Günay: TMMOB, TTB ve barolara saldırı hazırlığı var, güçbirliğini geliştirmeliyiz

HDP Sözcüsü Günay, iktidarın salgın sürecini fırsata çevirerek TMMOB, TTB ve barolara saldırı hazırlağında olduğunu belirtti, "Sıranın bize gelmesini beklemeden güçbirliğini geliştirmeliyiz" dedi. Günay, ölüm orucunda yaşamlarını yitiren Grup Yorum üyeleri Bölek ve Gökçek ile Mustafa Koçak'ın ölümünden iktidarın sorumlu olduğunu belirtti.

HDP Sözcüsü Ebru Günay, haftalık olağan basın toplantısında iktidarın pandemiye karşı "normalleşme" programını, emek ve meslek örgütlerine yönelik saldırı hazırlığı, darbe tartışmaları ve HDP üzerindeki baskıları değerlendirdi. 
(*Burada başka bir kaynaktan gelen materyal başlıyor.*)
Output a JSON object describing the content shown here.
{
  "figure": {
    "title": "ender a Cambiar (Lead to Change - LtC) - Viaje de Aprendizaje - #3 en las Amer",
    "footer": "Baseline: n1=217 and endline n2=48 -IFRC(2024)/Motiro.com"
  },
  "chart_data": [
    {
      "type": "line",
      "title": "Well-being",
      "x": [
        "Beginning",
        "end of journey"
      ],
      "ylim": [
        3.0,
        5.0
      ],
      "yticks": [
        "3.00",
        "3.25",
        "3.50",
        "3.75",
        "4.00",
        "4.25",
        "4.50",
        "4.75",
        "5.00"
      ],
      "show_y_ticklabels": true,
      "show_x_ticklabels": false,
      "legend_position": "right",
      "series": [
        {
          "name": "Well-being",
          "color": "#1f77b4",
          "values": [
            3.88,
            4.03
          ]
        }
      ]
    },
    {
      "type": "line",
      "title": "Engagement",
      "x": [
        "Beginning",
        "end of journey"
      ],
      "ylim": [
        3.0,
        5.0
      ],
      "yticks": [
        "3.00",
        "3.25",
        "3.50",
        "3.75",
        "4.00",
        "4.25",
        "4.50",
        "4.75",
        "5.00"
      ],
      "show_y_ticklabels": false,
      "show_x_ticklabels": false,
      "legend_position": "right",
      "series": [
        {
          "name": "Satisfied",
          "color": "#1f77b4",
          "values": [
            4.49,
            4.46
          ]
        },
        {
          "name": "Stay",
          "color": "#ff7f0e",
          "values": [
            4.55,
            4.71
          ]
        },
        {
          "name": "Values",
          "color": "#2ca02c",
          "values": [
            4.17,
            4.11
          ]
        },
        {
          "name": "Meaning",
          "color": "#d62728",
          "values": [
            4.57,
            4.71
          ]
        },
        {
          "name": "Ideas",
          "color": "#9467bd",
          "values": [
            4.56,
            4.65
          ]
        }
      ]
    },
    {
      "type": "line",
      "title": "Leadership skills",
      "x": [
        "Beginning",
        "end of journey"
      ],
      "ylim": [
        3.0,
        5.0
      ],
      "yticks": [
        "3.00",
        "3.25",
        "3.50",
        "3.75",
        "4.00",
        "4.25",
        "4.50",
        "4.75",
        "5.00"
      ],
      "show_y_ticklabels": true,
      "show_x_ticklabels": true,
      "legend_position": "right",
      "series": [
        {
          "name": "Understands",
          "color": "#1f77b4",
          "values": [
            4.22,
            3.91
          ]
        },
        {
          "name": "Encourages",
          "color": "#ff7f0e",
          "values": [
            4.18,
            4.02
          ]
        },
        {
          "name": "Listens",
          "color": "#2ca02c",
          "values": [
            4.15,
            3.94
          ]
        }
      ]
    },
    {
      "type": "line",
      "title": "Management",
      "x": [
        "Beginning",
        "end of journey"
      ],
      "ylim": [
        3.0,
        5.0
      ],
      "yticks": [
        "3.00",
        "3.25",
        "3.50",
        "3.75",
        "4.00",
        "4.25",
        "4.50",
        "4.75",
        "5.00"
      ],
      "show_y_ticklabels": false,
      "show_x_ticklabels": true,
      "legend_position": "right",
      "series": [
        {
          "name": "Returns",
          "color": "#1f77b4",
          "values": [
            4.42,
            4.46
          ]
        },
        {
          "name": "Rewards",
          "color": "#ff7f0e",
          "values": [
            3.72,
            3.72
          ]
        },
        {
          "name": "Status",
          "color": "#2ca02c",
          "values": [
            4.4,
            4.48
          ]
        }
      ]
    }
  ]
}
'İBRAHİM'İN, HELİN'İN, MUSTAFA'NIN ÖLÜMÜNÜN SORUMLUSU AKP VE MHP'DİR'
Yaşamını yitiren Grup Yorum üyesi İbrahim Gökçek için ailesi ve tüm sevenlerine başsağlığı dileklerini ileten Günay, şunları söyledi: "Partimiz ve duyarlı kamuoyu seferber oldu, vicdan sahibi herkes harekete geçti. İbrahim'in ve arkadaşlarının dile getirdiği taleplerin hiçbiri karşılanmayacak talepler değildi. Helin Bölek ve Mustafa Koçak da bu uğurda hayatlarını kaybetmesine rağmen, AKP iktidarı bu taleplere kulaklarını tıkadı.Bu kayıpların tek sorumlusu, ülkeyi konser yapılamaz, sanat yapılamaz hale getiren ve bu talepleri görmezden gelen AKP ve MHP iktidarıdır. Sanatın, konserin, kültürün, örgütlenmenin özgürleştiği bir ülkeyi yaratmak vicdan sahibi herkesin sorumluluğudur. Bizler de onların anısını ve mücadelesini yükselteceğimizi buradan bir kez daha ifade ediyoruz."

'HDP BU TOPRAKLARDAKİ HER BİR DEVRİMCİ GELENEĞİ SAHİPLENEN BİR PARTİDİR'
İdam edilişlerinin yıldömünde Deniz Gezmiş ve arkadaşlarını da anan Günay, şunları söyledi: "3 devrimci fidanın adalet, özgürlük, eşitlik mücadelesindeki onurlu dik duruşları ve 'Yaşasın Türk ve Kürt halklarının kardeşliği' haykırışları unutulmadı. Onların öncü ruhunu, işaret ettikleri halkların demokratik mücadelesini partimiz HDP hayata geçirmenin mücadelesi içindedir.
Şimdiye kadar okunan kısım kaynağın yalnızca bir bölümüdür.